Most women are diagnosed with cervical cancer following examination and biopsy of the cervix by their gynecologist. Patients should then be referred to a gynecologic oncologist, a surgeon specializing in the care of patients with gynecologic cancers. Roughly 80% of cervical cancers are squamous cell carcinomas.
Historically, the primary staging system for cervical and other gynecologic cancers was based on the FIGO system. Patients with very early stage disease have smaller cancers limited to the cervix. Locally advanced disease includes large cervical tumors that invade into the nearby tissues within the pelvis, as well as those that involve pelvic lymph nodes.
Patients with early stage cervical cancer should be treated surgically by a gynecologic oncologist. The standard surgical procedure is called a radical hysterectomy, which differs from what most people think of as a hysterectomy. In addition to the uterus, the fallopian tubes, ovaries, parametria (tissue on the sides of the cervix), ligaments and tissues that support the uterus, and upper portion of the vagina are all surgically removed by the gynecologic oncologist. Cure rates exceed 80% overall. Potential acute side effects of radical hysterectomy include bleeding, infection, urinary or bowel injury, sexual dysfunction, and rarely life-threatening blood clots to the lungs.
Certain patients will benefit from post-operative radiation therapy (RT) to their pelvis. These groups include patients with cancer cells at the edge of where the surgeon removed the tumor (positive margins), involvement of lymph nodes, parametria, or within lymphatic and vascular channels. Post-operative concurrent chemoRT improves survival over RT alone and is the standard of care for these patients at high risk of cancer returning within the pelvis.
Locally advanced cervical cancer is fortunately becoming much less common throughout most of the U.S. due to the widespread use of Pap testing. The standard treatment for these patients is concurrent chemoRT. This regimen usually includes both external and internal RT. External RT is delivered over roughly 5 weeks of daily treatment.
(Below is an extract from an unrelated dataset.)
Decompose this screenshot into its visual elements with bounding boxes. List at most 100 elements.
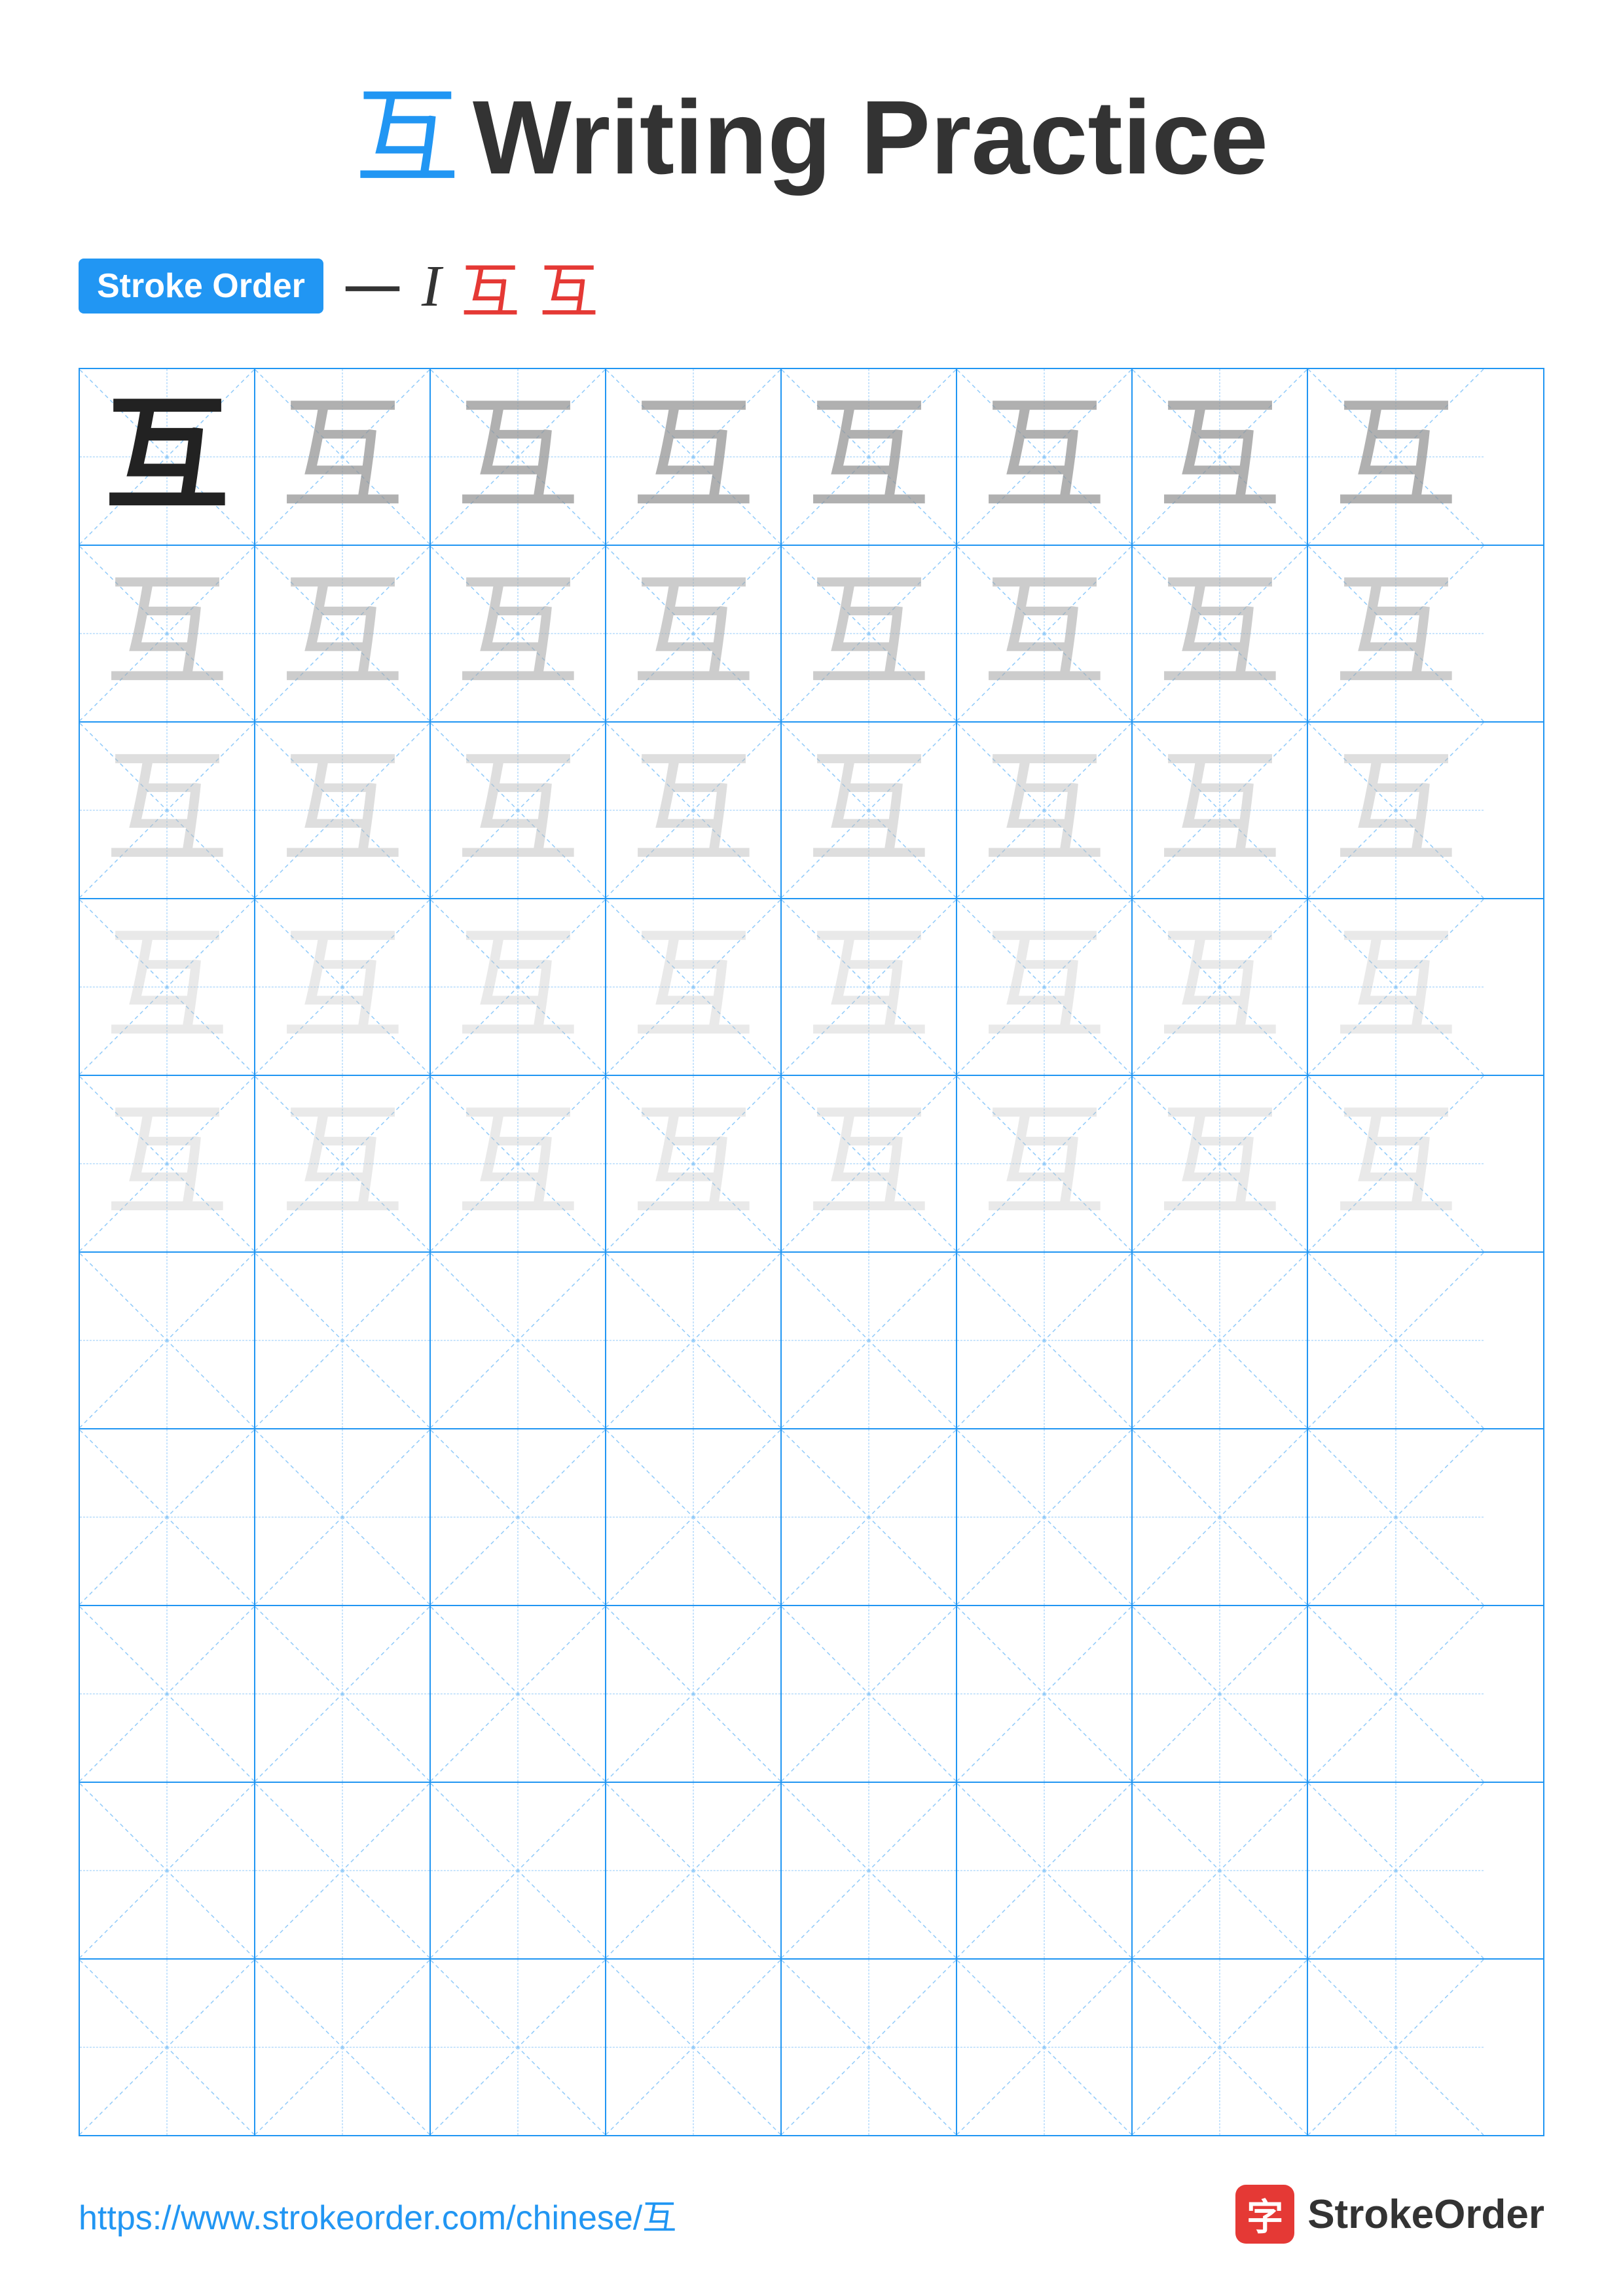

The internal RT may be delivered in the hospital over 2-3 consecutive days usually after completion of external RT, or as an outpatient once per week beginning midway through the treatment course. Medications are given to minimize discomfort.
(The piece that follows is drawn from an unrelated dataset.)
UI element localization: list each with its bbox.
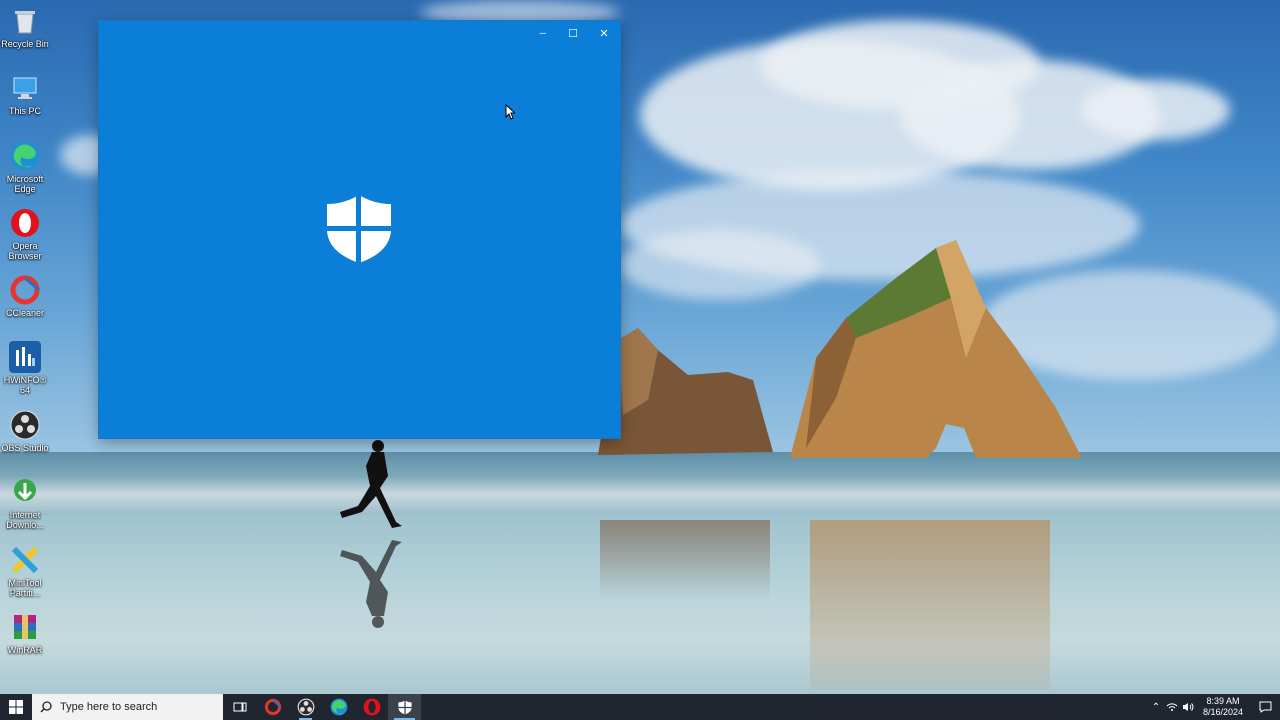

The most frequent acute side effects of RT to the pelvis include irritation of bladder and bowel causing frequency and/or discomfort with urination or bowel movements. Fatigue and decreased blood counts are also common side effects of chemoRT in this setting. Approximately 5-10% of women will have chronic bladder or bowel problems that affect their quality of life long-term. Rarely, RT may cause permanent bowel or bladder injury requiring surgery to repair. There is also a small but real risk of vaginal stenosis, scarring at the top of the vagina, that may cause pain. The risk of this scarring can be minimized by using a medical dilator to keep the tissue healthy.
Cisplatin is the chemotherapy drug most commonly delivered during RT, usually in low doses once per week. The common acute side effects include decreased blood counts, poor appetite, fatigue, and nausea and vomiting (which are usually very well controlled on current anti-nausea medicines). Uncommon but serious long-term risks of cisplatin include possibility of damage to the kidneys and nerves, as well as loss of high frequency hearing.